In a September speech before the U.N. General Assembly, Prime Minister Stefan Lofven announced that his country will work toward becoming "one of the first fossil fuel-free welfare states in the world.”
The transition will require significant federal investment, as reflected in national budget for next year. The 2016 Budget Bill includes 4.5 billion SEK (Swedish kroner) in green power infrastructure investments. One U.S. dollar is equal to about 8.6 SEK.
The government’s proposed investment includes 225 million SEK in solar cell support, 25 million SEK in electricity storage, and another 10 million SEK toward establishing a national forum for smart electricity grids.
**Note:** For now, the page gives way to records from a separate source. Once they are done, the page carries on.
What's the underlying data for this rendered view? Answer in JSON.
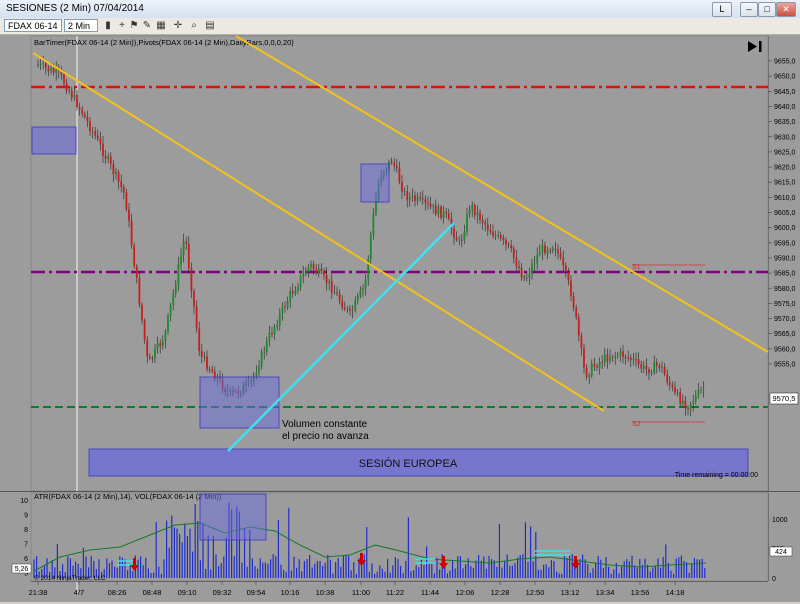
{
  "window": {
    "title": "SESIONES (2 Min)  07/04/2014",
    "btn_l": "L"
  },
  "toolbar": {
    "instrument": "FDAX 06-14",
    "interval": "2 Min"
  },
  "chart": {
    "indicator_label": "BarTimer(FDAX 06-14 (2 Min)),Pivots(FDAX 06-14 (2 Min),DailyBars,0,0,0,20)",
    "price_ticks": [
      "9655,0",
      "9650,0",
      "9645,0",
      "9640,0",
      "9635,0",
      "9630,0",
      "9625,0",
      "9620,0",
      "9615,0",
      "9610,0",
      "9605,0",
      "9600,0",
      "9595,0",
      "9590,0",
      "9585,0",
      "9580,0",
      "9575,0",
      "9570,0",
      "9565,0",
      "9560,0",
      "9555,0"
    ],
    "current_price": "9570,5",
    "annotation": {
      "line1": "Volumen constante",
      "line2": "el precio no avanza"
    },
    "session_label": "SESIÓN EUROPEA",
    "s1": "S1",
    "s2": "S2",
    "time_remaining": "Time remaining = 00:00:00",
    "colors": {
      "resistance": "#e01010",
      "pivot": "#800080",
      "support": "#0f7a2a",
      "channel": "#f2c21a",
      "trend": "#3fe0f0",
      "box": "#6a6ae0"
    }
  },
  "lower": {
    "label": "ATR(FDAX 06-14 (2 Min),14), VOL(FDAX 06-14 (2 Min))",
    "copyright": "© 2014 NinjaTrader, LLC",
    "left_ticks": [
      "10",
      "9",
      "8",
      "7",
      "6",
      "5"
    ],
    "right_ticks": [
      "1000",
      "500",
      "0"
    ],
    "atr_value": "5,26",
    "vol_value": "424"
  },
  "time_axis": [
    "21:38",
    "4/7",
    "08:26",
    "08:48",
    "09:10",
    "09:32",
    "09:54",
    "10:16",
    "10:38",
    "11:00",
    "11:22",
    "11:44",
    "12:06",
    "12:28",
    "12:50",
    "13:12",
    "13:34",
    "13:56",
    "14:18"
  ]
}
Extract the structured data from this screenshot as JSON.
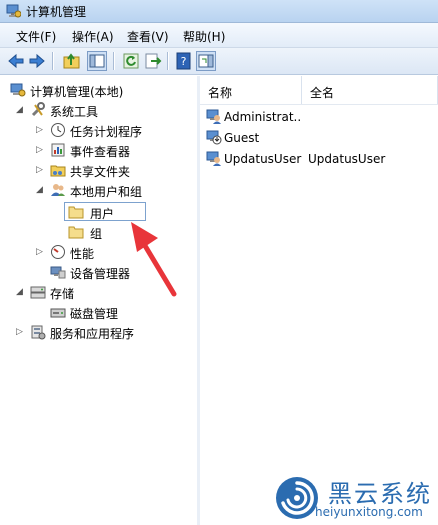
{
  "window": {
    "title": "计算机管理"
  },
  "menu": [
    "文件(F)",
    "操作(A)",
    "查看(V)",
    "帮助(H)"
  ],
  "toolbar": {
    "buttons": [
      "back-arrow-icon",
      "forward-arrow-icon",
      "up-folder-icon",
      "show-hide-tree-icon",
      "refresh-icon",
      "export-list-icon",
      "help-icon",
      "show-hide-action-pane-icon"
    ]
  },
  "tree": {
    "root": "计算机管理(本地)",
    "system_tools": "系统工具",
    "task_scheduler": "任务计划程序",
    "event_viewer": "事件查看器",
    "shared_folders": "共享文件夹",
    "local_users_groups": "本地用户和组",
    "users": "用户",
    "groups": "组",
    "performance": "性能",
    "device_manager": "设备管理器",
    "storage": "存储",
    "disk_management": "磁盘管理",
    "services_apps": "服务和应用程序"
  },
  "list": {
    "columns": [
      "名称",
      "全名"
    ],
    "rows": [
      {
        "name": "Administrat...",
        "fullname": ""
      },
      {
        "name": "Guest",
        "fullname": ""
      },
      {
        "name": "UpdatusUser",
        "fullname": "UpdatusUser"
      }
    ]
  },
  "watermark": {
    "title": "黑云系统",
    "url": "heiyunxitong.com"
  },
  "colors": {
    "accent": "#2b6cb0",
    "arrow": "#e8353a",
    "selection_border": "#7da2ce"
  }
}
The government also wants to spend 1 billion SEK to renovate and improve energy-efficiency in residential buildings in disadvantaged areas.
The government is prepared to invest heavily in a transportation sector that will be completely independent of fossil fuels, relying instead on electric cars and buses, railways, and cycling. The government is proposing to spend 100 million SEK on the latter alone.
The government is proposing an increase in funding of 62 million SEK to support the growth of companies involved in green technologies and another 3 million SEK to develop a sustainable consumption strategy.
Lastly, the government is encouraging climate change adaptation in all sectors of society. To raise awareness among government agencies, municipalities, the business sector and individuals, the government is proposing a 3 million SEK investment in a sustainable consumption strategy.
The goal is ambitious, and the investment will be large. Sweden currently generates about two-thirds of its electricity from renewable sources.